Convite para o Quinto Agacho do AGACHO

Convite ao debate

Agachamento

Desde que o AGACHO é um grupo de pesquisa registrado no CNPq, faço com meus orientandos um encontro semestral aberto ao público para conversar sobre pesquisa em artes, e sobre as pesquisas em andamento sob minha orientação: é o que chamei de Agacho do AGACHO.

O quinto encontro será no dia 2 de junho, pela manhã, com a presença do professor, docente da FaE, pesquisador e artista, Vinícius Lírio. Ele é nosso parceiro no curso de teatro da UFMG, responsável pela orientação de dois estágios da Licenciatura. Penso que podemos ampliar essa parceria, misturando mais os âmbitos Belas Artes / Faculdade de Educação.

Quando o convidei tive uma ideia brincante – convite pra brincar comigo, conosco – e disse: que tal nos entrevistarmos mutuamente? Ele topou.

Depois, tentei inventar três perguntas interessantes e pertinentes, parecidas com os anseios e as angústias dos jovens professores de teatro em formação. São elas:

– Como eu faço para conseguir um resultado processual, que não precisa ser necessariamente espetacular?
– Como eu consigo avaliar o aluno de teatro sem ser apenas dando “notas” e “conceitos”?
– O que falta nas políticas públicas brasileiras em educação para o campo da arte ser realmente compreendido e valorizado?

Do meu ponto de vista, são quase que as “perguntas que não querem calar” nos meus cursos na UFMG, perguntas feitas pelos alunos e/ou imaginadas por mim, a partir da convivência. Muitos já trabalham com o ensino de teatro, em diferentes espaços (escolas, ongs, projetos livres); todos passarão pelos estágios obrigatórios; e, nas aulas, deixo claro que discuto, preferencialmente, “o que deveria ser”. Faço isso propositalmente: é minha metodologia. Metodologia de imaginar melhores dias; melhores situações de trabalho e de vida; projetar, sempre, que o teatro pode ser um meio de ser feliz, e de criar um mundo melhor. Esse seria o maior valor do nosso campo de trabalho. Junto a ser feliz em um mundo melhor, o teatro também é lugar de liberdade para ser triste e encarnar o mundo pior. O pior dos mundos é um possível potente pano de fundo ficcional. Tudo isso revela a substância transformadora e pensadora do teatro, imensa, embora muitos não a aproveitem o suficiente.
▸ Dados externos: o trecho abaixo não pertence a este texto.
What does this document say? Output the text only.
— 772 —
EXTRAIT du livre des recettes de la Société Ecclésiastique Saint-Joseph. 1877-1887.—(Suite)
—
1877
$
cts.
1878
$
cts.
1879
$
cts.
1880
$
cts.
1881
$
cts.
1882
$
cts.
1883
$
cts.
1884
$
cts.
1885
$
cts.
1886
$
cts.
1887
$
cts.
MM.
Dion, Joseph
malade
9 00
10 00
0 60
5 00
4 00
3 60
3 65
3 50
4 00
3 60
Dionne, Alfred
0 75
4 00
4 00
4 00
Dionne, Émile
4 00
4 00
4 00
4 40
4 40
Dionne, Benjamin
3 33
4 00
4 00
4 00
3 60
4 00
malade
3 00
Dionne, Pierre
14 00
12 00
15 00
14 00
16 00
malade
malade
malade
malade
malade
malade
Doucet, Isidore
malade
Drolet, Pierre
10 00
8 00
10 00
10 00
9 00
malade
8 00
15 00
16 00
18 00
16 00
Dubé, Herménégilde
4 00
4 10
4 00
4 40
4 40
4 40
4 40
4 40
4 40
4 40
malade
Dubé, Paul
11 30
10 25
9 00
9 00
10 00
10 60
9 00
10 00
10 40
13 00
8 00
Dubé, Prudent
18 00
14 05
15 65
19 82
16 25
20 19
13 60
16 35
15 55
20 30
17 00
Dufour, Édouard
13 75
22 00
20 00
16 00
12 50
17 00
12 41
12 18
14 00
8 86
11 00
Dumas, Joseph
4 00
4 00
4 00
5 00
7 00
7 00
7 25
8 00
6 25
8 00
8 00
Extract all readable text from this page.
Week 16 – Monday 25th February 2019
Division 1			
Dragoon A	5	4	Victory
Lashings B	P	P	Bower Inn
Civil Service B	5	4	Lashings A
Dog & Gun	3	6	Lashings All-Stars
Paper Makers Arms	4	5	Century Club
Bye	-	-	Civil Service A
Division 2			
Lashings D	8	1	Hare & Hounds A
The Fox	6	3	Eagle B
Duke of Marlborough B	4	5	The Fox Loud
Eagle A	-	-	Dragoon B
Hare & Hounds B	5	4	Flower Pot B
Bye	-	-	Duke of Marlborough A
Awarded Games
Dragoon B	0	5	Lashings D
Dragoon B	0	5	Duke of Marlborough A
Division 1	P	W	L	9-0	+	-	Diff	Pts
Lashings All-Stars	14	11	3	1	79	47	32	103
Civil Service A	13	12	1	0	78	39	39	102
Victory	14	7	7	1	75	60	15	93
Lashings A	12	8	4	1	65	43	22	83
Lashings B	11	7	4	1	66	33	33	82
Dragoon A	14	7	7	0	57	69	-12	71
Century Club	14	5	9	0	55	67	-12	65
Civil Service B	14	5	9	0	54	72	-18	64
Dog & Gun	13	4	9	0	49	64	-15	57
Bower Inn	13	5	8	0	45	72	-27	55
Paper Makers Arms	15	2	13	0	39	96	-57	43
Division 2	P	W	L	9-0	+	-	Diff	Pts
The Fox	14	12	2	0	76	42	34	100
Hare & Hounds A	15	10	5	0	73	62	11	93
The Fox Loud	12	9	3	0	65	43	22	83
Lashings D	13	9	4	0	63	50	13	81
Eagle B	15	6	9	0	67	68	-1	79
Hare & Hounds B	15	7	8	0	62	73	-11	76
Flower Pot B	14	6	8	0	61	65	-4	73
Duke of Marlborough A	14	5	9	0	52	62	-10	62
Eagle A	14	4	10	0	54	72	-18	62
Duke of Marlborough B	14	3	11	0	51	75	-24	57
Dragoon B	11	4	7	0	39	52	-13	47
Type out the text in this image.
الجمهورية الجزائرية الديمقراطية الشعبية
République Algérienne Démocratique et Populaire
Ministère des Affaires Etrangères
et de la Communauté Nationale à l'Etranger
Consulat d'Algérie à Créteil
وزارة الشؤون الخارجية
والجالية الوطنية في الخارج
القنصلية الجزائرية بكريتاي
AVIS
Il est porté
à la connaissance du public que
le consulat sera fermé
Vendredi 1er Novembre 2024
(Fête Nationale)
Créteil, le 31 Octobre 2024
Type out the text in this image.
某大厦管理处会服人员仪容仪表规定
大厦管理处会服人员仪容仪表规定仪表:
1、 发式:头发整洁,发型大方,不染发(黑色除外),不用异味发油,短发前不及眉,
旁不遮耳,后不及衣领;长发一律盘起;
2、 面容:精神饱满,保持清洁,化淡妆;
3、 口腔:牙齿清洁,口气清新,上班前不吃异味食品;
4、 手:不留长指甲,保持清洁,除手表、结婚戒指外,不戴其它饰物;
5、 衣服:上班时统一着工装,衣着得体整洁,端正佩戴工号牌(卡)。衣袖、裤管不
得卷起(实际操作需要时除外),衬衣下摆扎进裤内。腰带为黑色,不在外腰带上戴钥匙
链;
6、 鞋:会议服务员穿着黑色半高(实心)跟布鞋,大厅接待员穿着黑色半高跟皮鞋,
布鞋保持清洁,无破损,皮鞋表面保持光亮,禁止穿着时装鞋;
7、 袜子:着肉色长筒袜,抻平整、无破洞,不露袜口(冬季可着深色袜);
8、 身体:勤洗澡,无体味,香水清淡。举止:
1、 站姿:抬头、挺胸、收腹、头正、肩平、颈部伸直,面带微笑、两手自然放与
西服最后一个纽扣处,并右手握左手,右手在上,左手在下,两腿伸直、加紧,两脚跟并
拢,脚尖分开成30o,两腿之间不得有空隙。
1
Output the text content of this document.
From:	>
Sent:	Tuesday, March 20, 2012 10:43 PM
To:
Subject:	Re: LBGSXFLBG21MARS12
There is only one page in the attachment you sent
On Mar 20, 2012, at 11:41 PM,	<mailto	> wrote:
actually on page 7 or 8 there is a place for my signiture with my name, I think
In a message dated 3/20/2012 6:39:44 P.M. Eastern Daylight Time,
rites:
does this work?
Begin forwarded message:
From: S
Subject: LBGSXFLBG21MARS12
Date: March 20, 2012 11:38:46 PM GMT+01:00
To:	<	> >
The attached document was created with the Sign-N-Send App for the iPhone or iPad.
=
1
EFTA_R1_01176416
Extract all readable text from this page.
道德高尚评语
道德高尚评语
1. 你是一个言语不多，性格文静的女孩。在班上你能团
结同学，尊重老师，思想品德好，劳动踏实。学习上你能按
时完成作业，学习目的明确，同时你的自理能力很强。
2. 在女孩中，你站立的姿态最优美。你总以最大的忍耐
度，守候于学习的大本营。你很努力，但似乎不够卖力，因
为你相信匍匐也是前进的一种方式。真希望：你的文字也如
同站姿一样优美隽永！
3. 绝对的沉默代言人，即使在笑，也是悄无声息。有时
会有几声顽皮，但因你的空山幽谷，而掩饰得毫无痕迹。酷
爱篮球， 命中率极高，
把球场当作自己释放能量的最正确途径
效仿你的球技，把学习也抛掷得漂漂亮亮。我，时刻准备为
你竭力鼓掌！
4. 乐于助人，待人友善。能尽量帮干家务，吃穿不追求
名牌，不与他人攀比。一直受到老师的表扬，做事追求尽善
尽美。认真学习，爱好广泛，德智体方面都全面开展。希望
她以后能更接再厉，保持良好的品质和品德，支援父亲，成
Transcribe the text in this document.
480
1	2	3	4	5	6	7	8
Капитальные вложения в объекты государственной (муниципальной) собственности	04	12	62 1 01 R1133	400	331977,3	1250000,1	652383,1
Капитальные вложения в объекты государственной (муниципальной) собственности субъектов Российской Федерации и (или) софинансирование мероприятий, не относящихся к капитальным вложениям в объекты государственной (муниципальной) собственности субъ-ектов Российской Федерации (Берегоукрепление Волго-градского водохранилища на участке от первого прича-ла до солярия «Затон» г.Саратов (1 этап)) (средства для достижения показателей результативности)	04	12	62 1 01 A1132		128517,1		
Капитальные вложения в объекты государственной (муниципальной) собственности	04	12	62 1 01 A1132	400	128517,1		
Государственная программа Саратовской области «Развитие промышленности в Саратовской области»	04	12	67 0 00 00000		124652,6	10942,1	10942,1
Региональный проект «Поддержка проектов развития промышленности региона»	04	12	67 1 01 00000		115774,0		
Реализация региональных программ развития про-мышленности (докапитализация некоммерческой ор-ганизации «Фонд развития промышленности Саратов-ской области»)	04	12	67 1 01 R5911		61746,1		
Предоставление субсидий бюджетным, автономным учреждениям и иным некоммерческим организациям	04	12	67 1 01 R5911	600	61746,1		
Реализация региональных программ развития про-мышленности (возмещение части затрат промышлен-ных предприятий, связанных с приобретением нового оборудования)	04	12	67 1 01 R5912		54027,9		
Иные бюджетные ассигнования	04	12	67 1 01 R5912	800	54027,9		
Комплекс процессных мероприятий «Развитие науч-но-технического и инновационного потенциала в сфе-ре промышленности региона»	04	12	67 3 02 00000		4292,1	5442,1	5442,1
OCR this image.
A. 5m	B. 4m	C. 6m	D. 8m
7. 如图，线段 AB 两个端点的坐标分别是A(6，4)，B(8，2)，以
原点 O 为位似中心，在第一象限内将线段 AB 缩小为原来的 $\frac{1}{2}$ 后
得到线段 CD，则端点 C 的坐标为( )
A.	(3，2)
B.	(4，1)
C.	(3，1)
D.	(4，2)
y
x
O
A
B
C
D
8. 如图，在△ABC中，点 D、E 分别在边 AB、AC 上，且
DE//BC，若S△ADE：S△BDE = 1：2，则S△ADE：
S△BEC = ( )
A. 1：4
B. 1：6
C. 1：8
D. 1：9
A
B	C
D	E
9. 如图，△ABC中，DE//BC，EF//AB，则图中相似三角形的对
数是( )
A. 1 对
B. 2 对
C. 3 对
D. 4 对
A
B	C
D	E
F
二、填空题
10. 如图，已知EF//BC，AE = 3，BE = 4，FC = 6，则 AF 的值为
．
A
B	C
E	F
Muita gente faz uso do teatro para doutrinar, para adestrar, para moralizar. Podemos dizer que numa das pontas do cabo de guerra está essa força. Deve estar à direita. Na outra ponta, a antiestrutura, a rebeldia, a reflexão – incluindo o questionamento ao ato de doutrinar crianças e jovens, adestramento e moralização propostas por adultos que os dirigem em pecinhas bem feitas, por vezes com figurinos engomados cujo objetivo é cumprir a expectativa adulta de assistir e aplaudir “suas” crianças no palco. Infelizmente ainda é majoritário o pensamento do uso do teatro para dar visibilidade às maneiras de ser e estar no mundo do ponto de vista dos adultos (arte serve para… criança no palco é… etc.) Tenho para mim que a Licenciatura em Teatro em uma universidade pública deve trabalhar na direção de dar visibilidade aos modos de ser e estar no mundo do ponto de vista das crianças e jovens, em diálogo com os adultos, sim, e no mesmo mundo compartilhado. Isso se chama protagonismo. Mas… como fazer isso?

Quem quer debater precisa comparecer!

Vejam como:

QUINTO AGACHO

DO

AGACHO / Laboratório de pedagogias teatrais

No dia 02 de junho de 2017, das 10:00 ao meio-dia, no Espaço Laranja do prédio do Teatro da Escola de Belas Artes, na UFMG – Campus Pampulha, acontecerá o Quinto Agacho do AGACHO: encontro semestral do grupo de pesquisa da professora Marina Marcondes Machado.

Proposta: entrevista mútua entre Marina e Vinícius Lírio, aberta aos participantes.

Tema: o ensino do teatro hoje.

Agachamento

1 comment for “Convite para o Quinto Agacho do AGACHO

  1. Charles Valadares
    25 de maio de 2017 at 19:55

    “o teatro pode ser um meio de ser feliz, e de criar um mundo melhor”

    Esse dizer para mim se tornou uma estrela guia. No meio de tanta “desordem sangrenta, de confusão organizada, de arbitrariedade consciente, de humanidade desumanizada”(palavras de Brecht) é preciso acreditar na arte como modos de respiro para uma vida mais feliz! Sejamos vaga-lumes que persistem em existir.